Diário de uma Mostra – Parte VI – Os Filmes

Sim, tinha que falar de filmes alguma vez na vida durante a minha estadia por aqui. E, sim, vou fazer um dia depois de ter visto o melhor filme do festival, aliás, os três melhores filmes do festival. Três curtas que passaram seguidos na sessão da praça. Comecemos com o fato dos curtas terem passado na tela instalada no meio da praça principal. Depois de quase uma semana, não choveu ontem, o céu estava límpissimo com direito a lua cheia e estrelas [sim, consigo ver muitas estrelas no céu de Tiradentes].

Tinha acabado de sair de outro filme muito gostoso, Um Lugar ao Sol, do pernambucano Gabriel Mascaro. Todos riram com as declarações tão reais que beiravam o absurdo.  Só uma parada para explicar sobre este documentário, que falou sobre os moradores de coberturas.
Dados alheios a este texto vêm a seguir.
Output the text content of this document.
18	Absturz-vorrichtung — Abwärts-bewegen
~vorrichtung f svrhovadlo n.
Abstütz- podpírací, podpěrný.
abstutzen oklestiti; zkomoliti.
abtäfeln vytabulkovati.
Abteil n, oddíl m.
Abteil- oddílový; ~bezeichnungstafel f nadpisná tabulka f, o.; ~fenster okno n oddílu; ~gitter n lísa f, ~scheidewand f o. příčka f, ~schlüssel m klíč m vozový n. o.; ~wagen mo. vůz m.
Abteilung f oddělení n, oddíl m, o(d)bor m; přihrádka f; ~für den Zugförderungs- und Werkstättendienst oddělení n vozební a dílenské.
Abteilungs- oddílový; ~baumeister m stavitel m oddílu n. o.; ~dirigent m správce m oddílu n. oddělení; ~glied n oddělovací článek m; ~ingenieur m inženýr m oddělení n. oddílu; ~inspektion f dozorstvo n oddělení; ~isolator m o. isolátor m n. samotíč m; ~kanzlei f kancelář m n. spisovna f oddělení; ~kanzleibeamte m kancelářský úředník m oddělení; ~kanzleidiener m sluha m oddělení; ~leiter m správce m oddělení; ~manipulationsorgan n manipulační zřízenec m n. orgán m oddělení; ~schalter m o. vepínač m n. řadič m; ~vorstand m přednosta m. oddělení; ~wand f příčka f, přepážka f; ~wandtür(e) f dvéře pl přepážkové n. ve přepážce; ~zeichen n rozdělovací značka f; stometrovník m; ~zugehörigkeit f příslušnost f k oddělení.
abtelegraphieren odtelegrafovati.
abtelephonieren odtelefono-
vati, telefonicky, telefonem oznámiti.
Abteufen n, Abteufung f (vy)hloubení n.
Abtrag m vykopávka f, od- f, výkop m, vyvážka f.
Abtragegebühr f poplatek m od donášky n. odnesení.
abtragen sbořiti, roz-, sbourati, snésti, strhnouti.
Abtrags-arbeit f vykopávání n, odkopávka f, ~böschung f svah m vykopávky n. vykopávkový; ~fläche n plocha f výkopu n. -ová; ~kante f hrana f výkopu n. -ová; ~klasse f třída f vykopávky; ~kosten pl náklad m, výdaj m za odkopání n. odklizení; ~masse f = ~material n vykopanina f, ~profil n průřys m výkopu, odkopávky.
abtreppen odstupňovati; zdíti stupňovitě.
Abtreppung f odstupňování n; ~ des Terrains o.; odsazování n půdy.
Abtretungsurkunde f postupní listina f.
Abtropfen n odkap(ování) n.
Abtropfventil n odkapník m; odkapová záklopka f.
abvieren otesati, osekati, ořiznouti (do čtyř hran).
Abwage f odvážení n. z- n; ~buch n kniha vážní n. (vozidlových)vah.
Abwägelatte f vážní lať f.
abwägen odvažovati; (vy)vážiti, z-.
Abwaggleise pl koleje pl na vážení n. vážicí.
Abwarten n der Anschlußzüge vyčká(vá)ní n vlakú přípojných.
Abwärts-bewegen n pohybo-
Ou seja, uma pequena mostra do que a classe rica brasileira pode nos falar, tiveram momentos memoráveis nesse doc. como quando uma mulher falou de como via os tiroteios do morro do lado de sua cobertura como ‘fogos de artifício’.

Pois bem, não foi este o melhor filme. O melhor veio depois de dois curtas ótimos. O primeiro falava sobre o movimento gay do Brasil; o segundo sobre o movimento da música brega de Recife (uma câmera absurdamente sem julgamentos, muito respeitosa). Isso tudo preparou o terreno para Recife Frio, de Kléber Mendonça Filho.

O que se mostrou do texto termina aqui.